Le mécanisme a été conçu pour transférer une partie de l’effort financier des aides au logement de l’État vers les organismes HLM eux-mêmes. En baissant le loyer facturé plutôt qu’en versant une aide supplémentaire, c’est le bailleur social qui encaisse moins de loyers, pendant que l’État réduit d’autant sa dépense d’APL. L’enveloppe budgétaire consacrée à la RLS a d’ailleurs été fixée à environ 900 millions d’euros pour 2026, contre 1,1 milliard en 2025, selon les travaux du Sénat sur le projet de loi de finances. Cette baisse traduit une pression budgétaire moindre sur le secteur HLM cette année, mais elle reste débattue chaque automne au Parlement, ce qui explique pourquoi les fédérations du logement social suivent de près chaque revalorisation annuelle du barème, y compris celle du 1er juin 2026.

Pour le locataire, l’opération reste quasiment blanche : c’est un transfert budgétaire entre l’État et son bailleur, pas un avantage supplémentaire à percevoir.

Pourquoi votre reste à charge peut malgré tout légèrement bouger

Le taux de compensation n’est pas de 100 % mais d’environ 98 %, ce qui explique le petit écart observé dans l’exemple de Sarah comme dans celui de Karim et Leïla. Sur de faibles montants de RLS, cet écart reste marginal, de l’ordre de quelques dizaines de centimes à un ou deux euros par mois. Il joue le plus souvent en faveur du locataire, selon les arrondis appliqués par la CAF lors du calcul de l’APL.

Deux autres facteurs peuvent faire varier votre situation d’une année sur l’autre :

  • Une revalorisation du barème RLS en cours d’année, comme celle du 1er juin 2026, qui modifie le montant de la réduction sans que vos ressources aient changé.
  • Un changement de vos ressources ou de la composition de votre foyer, qui peut vous faire basculer au-dessus ou en dessous du plafond d’éligibilité, et donc faire apparaître ou disparaître la RLS de votre quittance.

Que faire si la RLS n’apparaît pas alors que vous pensez y avoir droit

Si vos ressources sont sous le plafond de votre zone mais que votre quittance ne mentionne aucune réduction, contactez d’abord votre bailleur social : c’est lui qui applique le barème sur votre loyer. Si le problème vient du montant d’APL, la CAF ou la MSA peut vérifier le calcul, notamment si vos ressources de référence ont changé récemment (perte d’emploi, naissance, séparation).

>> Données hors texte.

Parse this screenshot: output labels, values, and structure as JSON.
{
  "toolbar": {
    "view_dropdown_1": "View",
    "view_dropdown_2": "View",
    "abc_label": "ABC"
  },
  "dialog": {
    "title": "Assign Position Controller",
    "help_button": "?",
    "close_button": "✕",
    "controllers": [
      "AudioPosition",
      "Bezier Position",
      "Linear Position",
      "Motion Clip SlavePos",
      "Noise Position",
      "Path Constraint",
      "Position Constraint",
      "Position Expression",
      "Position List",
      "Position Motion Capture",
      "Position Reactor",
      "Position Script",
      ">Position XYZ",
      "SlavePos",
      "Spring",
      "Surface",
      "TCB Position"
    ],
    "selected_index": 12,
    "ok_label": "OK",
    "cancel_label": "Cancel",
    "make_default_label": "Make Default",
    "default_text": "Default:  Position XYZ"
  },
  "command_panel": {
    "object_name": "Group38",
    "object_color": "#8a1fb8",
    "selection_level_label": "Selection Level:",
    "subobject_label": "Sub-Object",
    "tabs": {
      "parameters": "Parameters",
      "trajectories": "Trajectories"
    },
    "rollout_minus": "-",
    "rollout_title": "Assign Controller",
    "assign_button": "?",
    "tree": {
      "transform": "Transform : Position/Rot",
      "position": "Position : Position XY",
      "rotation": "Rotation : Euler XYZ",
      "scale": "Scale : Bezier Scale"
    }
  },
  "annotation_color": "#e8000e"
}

Dans tous les cas, gardez une trace de vos dernières quittances et de vos avis de ressources : ce sont les deux pièces demandées en cas de contestation.

L’essentiel à retenir

La RLS n’est ni une aide à demander ni un gain net à espérer : c’est un rééquilibrage automatique entre votre loyer et votre APL, réservé aux locataires de logement social sous plafond de ressources. Les barèmes 2026, revalorisés au 1er juin, vont de 29,57 € à 56,12 € par mois selon votre zone et votre foyer. Votre reste à charge final ne bouge quasiment pas, à l’exception d’un très léger ajustement lié au taux de compensation de 98 % sur l’APL. Pour anticiper l’effet exact sur votre budget, le plus fiable reste de recalculer votre APL avec le simulateur APL en indiquant votre loyer après RLS.